(Jan 7): Ikea will shutter seven of its signature blue-box furniture stores across China and pivot to smaller outlets, as the Swedish retailer grapples with the country’s prolonged property slump and rising competition from local rivals.
Operations will end at stores in cities including Shanghai, Guangzhou and Tianjin from Feb 2, the company said in a statement. Over the next two years, it plans to open around a dozen small format stores in Beijing and Shenzhen.
Following the closures, Ikea will still operate 34 physical stores, two flagship e-commerce shops and other digital channels in China, reaching more than one billion Chinese consumers, the company said. The restructuring is aimed at directing resources to channels closer to consumers.

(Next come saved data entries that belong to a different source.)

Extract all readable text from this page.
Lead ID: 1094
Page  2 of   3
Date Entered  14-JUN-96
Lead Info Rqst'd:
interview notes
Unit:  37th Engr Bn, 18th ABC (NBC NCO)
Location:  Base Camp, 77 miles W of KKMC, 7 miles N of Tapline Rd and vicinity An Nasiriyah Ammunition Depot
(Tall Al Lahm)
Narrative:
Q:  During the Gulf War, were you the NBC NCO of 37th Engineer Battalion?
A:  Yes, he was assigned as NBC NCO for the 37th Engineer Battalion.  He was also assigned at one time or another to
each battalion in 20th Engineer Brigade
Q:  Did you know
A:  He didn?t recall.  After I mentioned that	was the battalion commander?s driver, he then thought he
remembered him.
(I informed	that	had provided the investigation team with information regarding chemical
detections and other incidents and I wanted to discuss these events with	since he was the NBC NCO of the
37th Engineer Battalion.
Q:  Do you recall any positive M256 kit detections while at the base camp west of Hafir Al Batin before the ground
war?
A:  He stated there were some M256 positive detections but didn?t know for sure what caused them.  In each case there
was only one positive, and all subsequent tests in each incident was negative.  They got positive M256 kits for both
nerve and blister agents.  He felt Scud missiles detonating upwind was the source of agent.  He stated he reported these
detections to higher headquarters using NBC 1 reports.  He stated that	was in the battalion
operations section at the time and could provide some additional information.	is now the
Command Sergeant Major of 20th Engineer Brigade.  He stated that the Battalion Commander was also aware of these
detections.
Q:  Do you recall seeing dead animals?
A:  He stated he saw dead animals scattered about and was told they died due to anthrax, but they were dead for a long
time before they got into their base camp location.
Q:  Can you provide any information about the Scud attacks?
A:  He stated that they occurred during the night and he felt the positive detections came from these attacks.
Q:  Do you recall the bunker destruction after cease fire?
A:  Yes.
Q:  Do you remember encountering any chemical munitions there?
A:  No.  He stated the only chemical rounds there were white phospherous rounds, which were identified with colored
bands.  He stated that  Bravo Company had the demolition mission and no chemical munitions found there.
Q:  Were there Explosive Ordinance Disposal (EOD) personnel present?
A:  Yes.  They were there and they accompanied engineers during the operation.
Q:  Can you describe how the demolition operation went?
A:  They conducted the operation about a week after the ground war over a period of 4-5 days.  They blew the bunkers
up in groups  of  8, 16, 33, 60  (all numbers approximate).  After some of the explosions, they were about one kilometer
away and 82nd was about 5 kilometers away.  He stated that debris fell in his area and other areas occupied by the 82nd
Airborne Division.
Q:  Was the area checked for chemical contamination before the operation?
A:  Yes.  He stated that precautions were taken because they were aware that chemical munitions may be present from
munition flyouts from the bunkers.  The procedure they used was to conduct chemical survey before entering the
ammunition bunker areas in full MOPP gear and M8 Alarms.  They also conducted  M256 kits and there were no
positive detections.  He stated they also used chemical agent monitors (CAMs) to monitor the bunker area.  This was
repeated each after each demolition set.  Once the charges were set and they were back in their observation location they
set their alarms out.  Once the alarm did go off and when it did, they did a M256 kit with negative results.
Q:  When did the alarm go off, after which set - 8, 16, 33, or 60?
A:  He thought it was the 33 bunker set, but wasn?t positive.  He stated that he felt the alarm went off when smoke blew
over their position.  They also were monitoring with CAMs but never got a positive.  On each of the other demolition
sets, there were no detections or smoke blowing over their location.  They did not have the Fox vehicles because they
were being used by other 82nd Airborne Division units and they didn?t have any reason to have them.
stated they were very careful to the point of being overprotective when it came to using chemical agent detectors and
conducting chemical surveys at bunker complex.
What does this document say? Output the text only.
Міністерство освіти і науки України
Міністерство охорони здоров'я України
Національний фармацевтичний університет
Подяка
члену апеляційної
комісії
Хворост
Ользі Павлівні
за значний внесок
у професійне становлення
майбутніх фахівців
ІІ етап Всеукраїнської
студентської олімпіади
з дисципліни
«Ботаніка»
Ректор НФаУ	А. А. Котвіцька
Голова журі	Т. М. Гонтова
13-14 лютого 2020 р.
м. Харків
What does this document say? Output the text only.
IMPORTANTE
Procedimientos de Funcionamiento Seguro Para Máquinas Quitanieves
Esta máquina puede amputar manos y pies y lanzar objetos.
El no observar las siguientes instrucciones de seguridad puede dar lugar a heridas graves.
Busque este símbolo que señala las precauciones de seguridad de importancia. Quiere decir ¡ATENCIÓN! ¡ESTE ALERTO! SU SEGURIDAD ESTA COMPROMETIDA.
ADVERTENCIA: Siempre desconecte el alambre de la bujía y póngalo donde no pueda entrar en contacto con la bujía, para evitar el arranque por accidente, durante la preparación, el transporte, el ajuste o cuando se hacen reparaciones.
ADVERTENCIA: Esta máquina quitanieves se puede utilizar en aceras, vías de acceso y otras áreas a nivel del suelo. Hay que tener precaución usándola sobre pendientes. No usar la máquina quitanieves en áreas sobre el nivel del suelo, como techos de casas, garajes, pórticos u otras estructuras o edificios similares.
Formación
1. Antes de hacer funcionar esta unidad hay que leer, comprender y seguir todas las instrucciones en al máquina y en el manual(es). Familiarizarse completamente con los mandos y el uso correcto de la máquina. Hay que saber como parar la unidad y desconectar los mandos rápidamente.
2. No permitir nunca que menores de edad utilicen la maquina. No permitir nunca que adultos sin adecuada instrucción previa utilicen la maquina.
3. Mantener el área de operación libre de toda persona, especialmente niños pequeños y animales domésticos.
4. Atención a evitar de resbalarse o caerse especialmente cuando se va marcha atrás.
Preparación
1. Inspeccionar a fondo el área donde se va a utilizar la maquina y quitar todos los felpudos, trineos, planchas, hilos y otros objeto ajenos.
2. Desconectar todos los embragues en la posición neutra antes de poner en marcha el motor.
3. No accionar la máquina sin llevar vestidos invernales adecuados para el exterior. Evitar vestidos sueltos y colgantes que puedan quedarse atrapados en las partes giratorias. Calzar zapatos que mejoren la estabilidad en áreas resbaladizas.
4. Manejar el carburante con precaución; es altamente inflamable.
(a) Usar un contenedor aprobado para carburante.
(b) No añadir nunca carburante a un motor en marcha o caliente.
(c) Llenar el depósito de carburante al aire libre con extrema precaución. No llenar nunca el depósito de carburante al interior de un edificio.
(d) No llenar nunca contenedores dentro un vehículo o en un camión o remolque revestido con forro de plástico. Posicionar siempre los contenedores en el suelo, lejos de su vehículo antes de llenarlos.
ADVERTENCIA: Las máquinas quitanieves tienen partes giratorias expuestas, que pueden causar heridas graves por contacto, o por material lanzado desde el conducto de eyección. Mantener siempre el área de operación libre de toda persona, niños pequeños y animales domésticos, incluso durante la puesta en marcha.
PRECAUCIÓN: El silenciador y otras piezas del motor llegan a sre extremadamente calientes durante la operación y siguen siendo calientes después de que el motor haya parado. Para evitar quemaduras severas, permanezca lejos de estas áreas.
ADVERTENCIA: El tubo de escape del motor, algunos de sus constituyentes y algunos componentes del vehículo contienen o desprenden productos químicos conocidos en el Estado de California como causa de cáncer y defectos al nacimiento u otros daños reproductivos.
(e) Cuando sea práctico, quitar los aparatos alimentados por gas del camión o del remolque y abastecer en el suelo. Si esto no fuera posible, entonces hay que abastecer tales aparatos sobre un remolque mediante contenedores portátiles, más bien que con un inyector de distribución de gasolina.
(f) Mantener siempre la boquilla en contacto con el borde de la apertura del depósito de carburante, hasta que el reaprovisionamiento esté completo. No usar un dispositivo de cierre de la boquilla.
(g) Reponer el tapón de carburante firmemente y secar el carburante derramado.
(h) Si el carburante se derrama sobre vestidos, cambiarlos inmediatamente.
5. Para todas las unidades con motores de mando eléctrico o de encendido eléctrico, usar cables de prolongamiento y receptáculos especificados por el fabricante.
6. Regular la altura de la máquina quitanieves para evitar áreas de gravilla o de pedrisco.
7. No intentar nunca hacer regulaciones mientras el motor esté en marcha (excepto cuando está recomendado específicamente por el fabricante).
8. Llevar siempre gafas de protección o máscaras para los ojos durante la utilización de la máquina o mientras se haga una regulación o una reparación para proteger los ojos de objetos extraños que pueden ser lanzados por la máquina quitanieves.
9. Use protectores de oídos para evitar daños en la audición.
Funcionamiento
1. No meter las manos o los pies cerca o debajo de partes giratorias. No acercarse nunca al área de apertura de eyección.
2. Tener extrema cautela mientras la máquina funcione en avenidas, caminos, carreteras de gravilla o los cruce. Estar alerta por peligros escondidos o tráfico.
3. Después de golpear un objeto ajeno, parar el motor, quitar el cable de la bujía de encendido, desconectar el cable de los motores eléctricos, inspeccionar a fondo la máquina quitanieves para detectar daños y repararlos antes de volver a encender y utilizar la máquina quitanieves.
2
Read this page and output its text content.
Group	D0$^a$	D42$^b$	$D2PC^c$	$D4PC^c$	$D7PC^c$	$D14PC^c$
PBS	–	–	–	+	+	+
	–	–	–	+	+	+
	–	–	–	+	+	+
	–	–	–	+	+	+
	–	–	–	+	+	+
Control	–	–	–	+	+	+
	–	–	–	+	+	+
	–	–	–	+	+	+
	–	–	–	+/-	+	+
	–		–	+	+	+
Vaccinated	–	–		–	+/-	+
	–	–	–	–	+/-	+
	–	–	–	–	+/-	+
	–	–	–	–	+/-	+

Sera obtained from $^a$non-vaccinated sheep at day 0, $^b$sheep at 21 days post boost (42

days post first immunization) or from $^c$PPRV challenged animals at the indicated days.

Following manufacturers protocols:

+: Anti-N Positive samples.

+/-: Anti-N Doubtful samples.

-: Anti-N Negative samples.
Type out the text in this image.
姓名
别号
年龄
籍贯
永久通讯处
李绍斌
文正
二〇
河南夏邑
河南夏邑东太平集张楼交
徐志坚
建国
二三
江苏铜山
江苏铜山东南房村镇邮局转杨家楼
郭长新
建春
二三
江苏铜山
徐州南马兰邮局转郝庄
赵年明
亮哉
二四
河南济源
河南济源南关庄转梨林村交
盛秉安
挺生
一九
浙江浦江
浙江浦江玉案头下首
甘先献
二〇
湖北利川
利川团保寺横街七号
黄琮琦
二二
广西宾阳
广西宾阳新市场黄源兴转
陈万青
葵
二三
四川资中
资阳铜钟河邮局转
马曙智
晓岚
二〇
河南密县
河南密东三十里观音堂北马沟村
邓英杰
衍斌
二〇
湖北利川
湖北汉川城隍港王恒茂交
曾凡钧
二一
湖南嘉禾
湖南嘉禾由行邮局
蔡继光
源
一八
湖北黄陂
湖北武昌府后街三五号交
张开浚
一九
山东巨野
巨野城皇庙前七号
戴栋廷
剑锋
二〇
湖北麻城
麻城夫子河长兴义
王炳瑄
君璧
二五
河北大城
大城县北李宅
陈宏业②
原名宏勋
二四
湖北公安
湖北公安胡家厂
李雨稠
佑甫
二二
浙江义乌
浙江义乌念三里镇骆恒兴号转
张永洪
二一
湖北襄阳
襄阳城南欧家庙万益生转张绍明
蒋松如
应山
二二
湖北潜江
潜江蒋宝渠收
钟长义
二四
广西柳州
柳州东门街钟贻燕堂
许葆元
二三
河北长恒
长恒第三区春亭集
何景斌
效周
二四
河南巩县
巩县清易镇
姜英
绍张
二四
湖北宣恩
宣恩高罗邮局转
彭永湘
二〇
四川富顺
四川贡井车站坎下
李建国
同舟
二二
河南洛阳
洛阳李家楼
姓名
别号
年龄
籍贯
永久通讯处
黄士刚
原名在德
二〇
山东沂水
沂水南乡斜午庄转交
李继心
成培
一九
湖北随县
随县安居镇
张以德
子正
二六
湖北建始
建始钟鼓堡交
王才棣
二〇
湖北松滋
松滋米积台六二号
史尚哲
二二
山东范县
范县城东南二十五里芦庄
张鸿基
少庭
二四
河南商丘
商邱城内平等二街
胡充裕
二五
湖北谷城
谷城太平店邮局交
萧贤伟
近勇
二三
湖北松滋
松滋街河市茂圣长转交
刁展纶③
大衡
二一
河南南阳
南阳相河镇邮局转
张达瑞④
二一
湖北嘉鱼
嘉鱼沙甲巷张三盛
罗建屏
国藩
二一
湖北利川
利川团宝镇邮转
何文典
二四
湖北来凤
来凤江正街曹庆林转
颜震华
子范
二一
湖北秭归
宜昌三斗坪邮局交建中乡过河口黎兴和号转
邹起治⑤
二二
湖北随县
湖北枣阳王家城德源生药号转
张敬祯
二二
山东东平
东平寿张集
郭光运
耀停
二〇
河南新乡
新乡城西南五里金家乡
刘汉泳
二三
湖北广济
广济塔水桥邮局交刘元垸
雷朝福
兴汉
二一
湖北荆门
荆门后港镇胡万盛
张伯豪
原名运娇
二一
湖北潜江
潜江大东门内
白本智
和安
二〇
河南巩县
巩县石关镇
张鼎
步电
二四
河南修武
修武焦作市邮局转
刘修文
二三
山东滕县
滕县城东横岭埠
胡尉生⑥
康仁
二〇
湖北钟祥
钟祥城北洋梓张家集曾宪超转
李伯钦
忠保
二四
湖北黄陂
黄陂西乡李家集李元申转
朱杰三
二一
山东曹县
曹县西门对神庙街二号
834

The move comes amid weakening demand for Ikea furniture in recent years as China’s property crisis curbed new home purchases, while lower-priced online brands have eroded Ikea’s market share in the country.
Shifting to smaller stores aligns with the furniture giant’s global strategy of bringing outlets closer to customers and speeding up delivery.
Ikea said it’s also working with Chinese e-commerce giant JD.com Inc to enable instant delivery of its products across seven Chinese cities.
See also: Chinese consumer price rebound masks deflationary risk ahead
China market’s contribution to Ikea’s total sales has slipped over the years, but still remains among its top 10 markets. The company has not disclosed financial figures for China in recent years.